Kent State University
Thomas J. O’Halloran, [Kent State University], May 26, 1971, U.S. News & World Report magazine photograph collection, LC-U9-24490- 19A/20, Prints and Photographs Division.
We’ll end our tour over 50 years later, in 1970 at a recently named National Historic Landmark in Kent, Ohio.

Turmoil and death came to the small college town on May 4, 1970. On the campus of Kent State University, National Guardsmen opened fire on students protesting the Vietnam War. Four were killed and nine injured. Neil Young immediately turned his reaction to the event into a song that was released just seventeen days after the shooting.

His song “Ohio,” performed by Crosby, Stills, Nash, and Young captured the horror of unarmed college students being shot for protesting the Cambodian incursion announced by President Richard Nixon on April 30.

The now iconic rock song has but two verses. Repetition of “what if you knew her and found her dead on the ground” personalizes the events, raising the stakes for listeners. With the closing call and response between Young and the band…

Sheet music cover for Ohio by Neil Young
Neil Young, “Ohio,” 1970, M1630.2.Y, Music Division.

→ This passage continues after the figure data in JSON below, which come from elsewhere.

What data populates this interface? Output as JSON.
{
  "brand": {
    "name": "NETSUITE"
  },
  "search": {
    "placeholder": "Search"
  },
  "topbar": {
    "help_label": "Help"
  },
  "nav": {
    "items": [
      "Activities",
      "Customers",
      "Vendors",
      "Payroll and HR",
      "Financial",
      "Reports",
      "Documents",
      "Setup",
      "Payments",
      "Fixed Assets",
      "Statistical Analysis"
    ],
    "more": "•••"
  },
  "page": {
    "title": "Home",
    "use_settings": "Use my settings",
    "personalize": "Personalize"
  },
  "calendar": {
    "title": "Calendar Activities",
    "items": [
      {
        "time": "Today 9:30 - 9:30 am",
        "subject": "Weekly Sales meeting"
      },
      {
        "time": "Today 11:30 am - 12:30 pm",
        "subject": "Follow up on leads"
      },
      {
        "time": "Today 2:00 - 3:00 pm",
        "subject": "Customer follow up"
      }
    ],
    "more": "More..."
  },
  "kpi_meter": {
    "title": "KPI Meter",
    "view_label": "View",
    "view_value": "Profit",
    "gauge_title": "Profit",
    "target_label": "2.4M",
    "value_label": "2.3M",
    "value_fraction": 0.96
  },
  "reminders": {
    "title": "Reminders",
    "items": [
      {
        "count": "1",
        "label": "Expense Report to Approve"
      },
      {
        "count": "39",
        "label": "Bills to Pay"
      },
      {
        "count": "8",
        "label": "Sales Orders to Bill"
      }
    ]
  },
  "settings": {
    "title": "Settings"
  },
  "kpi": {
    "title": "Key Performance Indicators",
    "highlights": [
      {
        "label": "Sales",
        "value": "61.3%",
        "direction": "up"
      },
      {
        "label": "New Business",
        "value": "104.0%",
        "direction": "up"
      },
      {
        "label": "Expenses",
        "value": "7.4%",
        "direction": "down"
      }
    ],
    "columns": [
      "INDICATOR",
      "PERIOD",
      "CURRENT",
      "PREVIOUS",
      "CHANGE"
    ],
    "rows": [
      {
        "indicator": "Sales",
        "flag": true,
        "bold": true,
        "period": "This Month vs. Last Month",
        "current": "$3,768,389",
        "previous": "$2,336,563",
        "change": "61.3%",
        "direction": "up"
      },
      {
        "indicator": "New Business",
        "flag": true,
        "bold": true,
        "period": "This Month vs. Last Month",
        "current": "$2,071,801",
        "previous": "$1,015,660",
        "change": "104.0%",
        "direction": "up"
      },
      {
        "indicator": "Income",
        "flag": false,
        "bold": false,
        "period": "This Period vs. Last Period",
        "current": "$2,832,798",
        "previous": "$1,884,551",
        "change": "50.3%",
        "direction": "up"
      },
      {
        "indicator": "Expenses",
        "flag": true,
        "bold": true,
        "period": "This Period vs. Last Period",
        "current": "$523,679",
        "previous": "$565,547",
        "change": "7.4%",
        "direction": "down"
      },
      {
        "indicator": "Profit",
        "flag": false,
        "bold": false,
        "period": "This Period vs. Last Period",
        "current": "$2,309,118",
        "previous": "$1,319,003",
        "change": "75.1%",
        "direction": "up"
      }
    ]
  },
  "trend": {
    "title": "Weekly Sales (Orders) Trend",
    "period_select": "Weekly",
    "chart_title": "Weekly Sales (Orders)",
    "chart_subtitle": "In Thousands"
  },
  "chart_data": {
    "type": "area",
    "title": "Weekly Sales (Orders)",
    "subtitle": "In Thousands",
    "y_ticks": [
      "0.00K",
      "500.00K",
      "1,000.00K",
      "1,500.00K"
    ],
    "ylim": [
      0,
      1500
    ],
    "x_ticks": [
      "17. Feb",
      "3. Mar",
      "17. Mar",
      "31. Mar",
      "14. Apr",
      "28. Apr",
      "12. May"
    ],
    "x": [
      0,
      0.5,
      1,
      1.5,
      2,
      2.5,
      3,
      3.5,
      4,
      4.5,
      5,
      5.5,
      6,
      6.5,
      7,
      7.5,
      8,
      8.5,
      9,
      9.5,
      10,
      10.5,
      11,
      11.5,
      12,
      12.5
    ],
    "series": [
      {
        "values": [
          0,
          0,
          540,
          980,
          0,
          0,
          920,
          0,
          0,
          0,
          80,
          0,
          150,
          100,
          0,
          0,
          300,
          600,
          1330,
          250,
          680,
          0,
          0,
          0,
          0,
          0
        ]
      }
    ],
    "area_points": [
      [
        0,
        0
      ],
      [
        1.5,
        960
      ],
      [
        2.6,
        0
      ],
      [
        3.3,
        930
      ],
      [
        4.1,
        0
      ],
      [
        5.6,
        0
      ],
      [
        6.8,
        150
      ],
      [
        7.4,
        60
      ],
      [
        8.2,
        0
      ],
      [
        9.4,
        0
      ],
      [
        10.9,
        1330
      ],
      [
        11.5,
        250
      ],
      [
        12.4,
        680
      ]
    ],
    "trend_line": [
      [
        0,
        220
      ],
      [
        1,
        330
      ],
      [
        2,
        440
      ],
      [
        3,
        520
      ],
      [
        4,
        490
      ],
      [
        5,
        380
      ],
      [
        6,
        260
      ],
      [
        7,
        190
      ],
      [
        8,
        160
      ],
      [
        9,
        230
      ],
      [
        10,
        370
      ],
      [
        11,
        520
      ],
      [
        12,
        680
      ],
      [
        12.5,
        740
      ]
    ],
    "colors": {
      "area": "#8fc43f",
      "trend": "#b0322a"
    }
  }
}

Four dead in Ohio (Four dead)
Four dead in Ohio (Four)
Four dead in Ohio (How many?)
Four dead in Ohio (How many more?)
Four dead in Ohio (Why?)
Four dead in Ohio (Oh!)
Four dead in Ohio (Four)
Four dead in Ohio (Why?)
Four dead in Ohio (Why?)”

…the question of how we came to this pass is left echoing in our mind.

In 1990 Kent State University created the May 4 Memorial to the shooting Site, in 2012 a Visitors Center opened to tell the history of the events, and in 2016 the May 4, 1970 Shootings Site became a National Historic Landmark.



[1] To learn more about the Battle of New Orleans and hear the “January the 8” fiddle tune on which “Battle of New Orleans” is based, visit this Today in History post.

An earlier version of this blog incorrectly identified the singer of “Battle of New Orleans” as Jimmy Horton.

Comments (3)

  1. I believe the singer whose rendition became a hit was Johnny Horton, not Jimmy.
    It was on his album Johnny Horton’s Greatest Hits.
    I listened to the album many times growing up and loved that song.

  2. Thank you, Library of Congress, for protecting our history, making it possible to learn from our past, rather than repeat it. Such diligence is a difficult but absolutely necessary task on our journey to becoming truly HUMAN beings.

  3. “The Battle of New Orleans” was recorded by Johnny, not Jimmy, Horton.